Quote: Atheism, invariably, is non-belief stemming from a lack of evidence. That non-belief runs the spectrum (see: gnostic atheism vs. agnostic atheism), but that's it. But, no, we didn't go, "Man, you know what's awesome? Sex. And divorce. And not going to church. Screw god, we're gonna do what we want to do!"

I dunno if I'd say that's invariably what atheism is. Just the lack of belief in god is atheism, the justification for it can be evidential, emotional, simple ignorance (never having considered the concept for example), or other things.


Quote:Which is to say that, yes, while a lot of us say "fuck god", that was not the start of our journey, but rather an expression of what we've come to realize at the end of it.

You're looking for a way to get off the hook for divorcing your wife.
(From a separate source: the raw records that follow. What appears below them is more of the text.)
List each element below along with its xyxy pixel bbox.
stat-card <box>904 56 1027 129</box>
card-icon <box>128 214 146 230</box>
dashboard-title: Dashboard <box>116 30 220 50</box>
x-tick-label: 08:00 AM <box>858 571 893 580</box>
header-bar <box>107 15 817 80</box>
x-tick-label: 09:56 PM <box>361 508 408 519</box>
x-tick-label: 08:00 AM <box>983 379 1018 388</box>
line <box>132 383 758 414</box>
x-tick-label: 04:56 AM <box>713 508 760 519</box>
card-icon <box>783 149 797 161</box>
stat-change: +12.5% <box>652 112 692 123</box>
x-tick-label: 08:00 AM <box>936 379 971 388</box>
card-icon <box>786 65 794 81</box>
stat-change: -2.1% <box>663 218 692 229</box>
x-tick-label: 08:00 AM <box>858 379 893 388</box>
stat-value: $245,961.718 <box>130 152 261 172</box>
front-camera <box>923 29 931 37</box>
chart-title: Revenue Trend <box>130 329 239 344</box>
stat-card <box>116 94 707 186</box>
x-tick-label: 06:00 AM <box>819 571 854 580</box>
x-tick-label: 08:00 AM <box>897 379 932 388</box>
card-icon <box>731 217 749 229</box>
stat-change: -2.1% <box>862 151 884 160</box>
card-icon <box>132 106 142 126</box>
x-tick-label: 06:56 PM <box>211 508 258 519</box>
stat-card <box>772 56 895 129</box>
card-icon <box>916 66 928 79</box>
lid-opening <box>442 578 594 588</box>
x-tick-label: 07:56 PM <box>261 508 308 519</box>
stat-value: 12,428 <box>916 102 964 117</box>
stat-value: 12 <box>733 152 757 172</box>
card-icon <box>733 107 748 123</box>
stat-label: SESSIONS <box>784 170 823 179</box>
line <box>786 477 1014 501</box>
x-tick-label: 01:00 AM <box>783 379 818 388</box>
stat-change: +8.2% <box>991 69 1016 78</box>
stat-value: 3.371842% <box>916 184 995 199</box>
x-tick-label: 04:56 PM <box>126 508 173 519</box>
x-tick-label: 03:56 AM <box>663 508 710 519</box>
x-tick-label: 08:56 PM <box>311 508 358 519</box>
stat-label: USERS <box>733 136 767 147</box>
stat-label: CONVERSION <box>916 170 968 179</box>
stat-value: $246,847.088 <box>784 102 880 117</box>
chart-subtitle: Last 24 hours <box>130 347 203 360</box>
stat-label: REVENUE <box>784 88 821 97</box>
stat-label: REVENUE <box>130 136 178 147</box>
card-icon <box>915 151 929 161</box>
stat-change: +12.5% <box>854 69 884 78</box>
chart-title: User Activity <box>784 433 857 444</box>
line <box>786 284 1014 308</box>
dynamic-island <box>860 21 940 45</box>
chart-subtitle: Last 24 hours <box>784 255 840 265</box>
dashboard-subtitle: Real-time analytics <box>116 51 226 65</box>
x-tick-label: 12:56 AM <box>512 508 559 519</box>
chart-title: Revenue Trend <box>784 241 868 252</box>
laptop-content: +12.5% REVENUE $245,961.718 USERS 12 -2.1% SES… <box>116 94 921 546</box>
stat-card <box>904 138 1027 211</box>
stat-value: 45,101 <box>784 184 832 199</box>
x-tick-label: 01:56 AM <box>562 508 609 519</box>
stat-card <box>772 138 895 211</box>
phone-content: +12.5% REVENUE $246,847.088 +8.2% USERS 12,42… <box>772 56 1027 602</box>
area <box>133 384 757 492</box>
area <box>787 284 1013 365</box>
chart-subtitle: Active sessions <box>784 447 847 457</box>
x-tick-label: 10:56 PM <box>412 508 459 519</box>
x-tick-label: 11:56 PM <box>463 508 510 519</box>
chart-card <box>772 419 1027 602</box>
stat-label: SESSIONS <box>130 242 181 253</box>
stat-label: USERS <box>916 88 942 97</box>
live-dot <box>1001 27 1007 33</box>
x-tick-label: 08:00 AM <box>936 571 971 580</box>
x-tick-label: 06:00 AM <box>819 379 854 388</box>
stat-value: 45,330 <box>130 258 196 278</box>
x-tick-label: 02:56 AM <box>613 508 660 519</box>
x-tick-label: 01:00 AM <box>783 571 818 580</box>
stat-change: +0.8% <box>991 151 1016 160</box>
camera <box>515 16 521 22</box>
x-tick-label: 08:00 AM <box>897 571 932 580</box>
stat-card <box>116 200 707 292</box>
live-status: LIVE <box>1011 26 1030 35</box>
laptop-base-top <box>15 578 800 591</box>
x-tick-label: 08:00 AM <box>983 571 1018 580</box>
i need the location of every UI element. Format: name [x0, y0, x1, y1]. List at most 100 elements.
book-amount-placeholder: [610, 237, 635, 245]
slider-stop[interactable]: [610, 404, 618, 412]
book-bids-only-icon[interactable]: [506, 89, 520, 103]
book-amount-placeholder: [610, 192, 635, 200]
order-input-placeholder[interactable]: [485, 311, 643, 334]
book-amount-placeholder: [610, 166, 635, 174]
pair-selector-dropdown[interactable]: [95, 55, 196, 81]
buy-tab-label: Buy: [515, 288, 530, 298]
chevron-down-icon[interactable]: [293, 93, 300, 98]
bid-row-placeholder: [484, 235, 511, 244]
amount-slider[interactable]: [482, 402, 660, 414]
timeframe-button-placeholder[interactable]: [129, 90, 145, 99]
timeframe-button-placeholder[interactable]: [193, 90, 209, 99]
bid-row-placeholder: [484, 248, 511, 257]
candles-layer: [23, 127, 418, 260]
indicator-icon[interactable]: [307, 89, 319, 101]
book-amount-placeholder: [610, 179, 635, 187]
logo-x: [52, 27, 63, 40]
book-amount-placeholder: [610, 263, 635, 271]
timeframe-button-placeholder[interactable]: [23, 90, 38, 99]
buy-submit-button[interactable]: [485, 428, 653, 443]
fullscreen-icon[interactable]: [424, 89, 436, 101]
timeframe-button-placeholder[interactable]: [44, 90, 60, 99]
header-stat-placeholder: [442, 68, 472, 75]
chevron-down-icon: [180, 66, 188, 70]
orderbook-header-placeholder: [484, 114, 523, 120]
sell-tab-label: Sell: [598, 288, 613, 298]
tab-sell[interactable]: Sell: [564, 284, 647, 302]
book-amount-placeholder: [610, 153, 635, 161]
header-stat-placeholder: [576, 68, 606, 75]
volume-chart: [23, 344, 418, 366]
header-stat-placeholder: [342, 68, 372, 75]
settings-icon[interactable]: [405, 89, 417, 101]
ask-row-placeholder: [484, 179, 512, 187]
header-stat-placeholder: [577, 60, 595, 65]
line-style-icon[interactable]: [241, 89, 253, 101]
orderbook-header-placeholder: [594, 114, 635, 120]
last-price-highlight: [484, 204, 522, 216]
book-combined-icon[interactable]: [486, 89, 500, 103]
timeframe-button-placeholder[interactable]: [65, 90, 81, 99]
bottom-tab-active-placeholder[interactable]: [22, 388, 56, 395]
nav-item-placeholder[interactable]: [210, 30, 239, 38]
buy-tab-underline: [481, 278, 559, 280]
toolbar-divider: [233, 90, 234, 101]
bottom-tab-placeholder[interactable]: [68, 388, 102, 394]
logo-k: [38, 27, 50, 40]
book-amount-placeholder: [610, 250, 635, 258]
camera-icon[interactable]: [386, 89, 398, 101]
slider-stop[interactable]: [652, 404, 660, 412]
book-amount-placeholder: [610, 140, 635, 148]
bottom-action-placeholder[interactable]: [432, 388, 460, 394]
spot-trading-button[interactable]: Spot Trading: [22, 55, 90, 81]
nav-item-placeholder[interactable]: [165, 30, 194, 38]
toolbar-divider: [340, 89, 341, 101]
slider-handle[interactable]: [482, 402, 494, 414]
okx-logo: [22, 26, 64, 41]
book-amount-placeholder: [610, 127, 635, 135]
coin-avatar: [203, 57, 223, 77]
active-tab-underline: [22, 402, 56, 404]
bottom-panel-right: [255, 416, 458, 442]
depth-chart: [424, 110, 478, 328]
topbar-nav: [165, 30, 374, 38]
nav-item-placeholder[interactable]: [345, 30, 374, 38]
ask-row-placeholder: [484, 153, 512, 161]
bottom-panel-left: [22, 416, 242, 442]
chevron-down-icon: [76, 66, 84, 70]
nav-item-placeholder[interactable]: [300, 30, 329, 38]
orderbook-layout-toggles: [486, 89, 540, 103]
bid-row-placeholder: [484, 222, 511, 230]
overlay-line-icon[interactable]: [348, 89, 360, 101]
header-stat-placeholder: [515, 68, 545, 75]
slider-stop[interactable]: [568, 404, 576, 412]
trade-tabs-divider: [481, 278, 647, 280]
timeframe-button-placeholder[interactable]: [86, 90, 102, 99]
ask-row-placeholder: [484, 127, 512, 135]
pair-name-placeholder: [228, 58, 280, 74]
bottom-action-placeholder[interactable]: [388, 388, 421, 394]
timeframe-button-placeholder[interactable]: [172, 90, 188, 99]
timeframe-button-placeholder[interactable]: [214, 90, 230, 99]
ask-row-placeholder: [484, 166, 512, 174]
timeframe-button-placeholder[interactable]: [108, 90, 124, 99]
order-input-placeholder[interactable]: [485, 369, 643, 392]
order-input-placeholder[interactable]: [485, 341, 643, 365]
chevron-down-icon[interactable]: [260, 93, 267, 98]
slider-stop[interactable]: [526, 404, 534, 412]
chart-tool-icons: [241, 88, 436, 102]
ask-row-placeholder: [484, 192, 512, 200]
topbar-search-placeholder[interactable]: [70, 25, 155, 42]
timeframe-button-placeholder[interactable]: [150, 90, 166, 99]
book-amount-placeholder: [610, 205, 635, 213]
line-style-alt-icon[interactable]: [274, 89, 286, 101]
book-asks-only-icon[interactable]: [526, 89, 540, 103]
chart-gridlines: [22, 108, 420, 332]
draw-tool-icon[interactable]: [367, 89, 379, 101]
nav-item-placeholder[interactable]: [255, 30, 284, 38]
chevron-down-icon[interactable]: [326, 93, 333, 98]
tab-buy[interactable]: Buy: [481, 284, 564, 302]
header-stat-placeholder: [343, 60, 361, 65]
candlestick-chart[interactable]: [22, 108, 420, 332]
You certainly don't seem like you've come to any kind of new, fundamental understanding of your beliefs, but rather that you're looking for a way to worm out of the rules without sacrificing your core beliefs. But, please, stop pretending you know what atheism is or is not. Your faux turn is really disingenuous, IMO, and frankly a bit insulting since you're attempting to co-opt something you're really not as an excuse to do what you want.

Be honest: do you believe in god or not? If so, you're not an atheist. You may no longer want to be a JW, but there's a huge difference between wanting to leave your sect and deciding there's no credible evidence for god, and that believing in it is utterly illogical.

Agreed.
In every country and every age, the priest had been hostile to Liberty.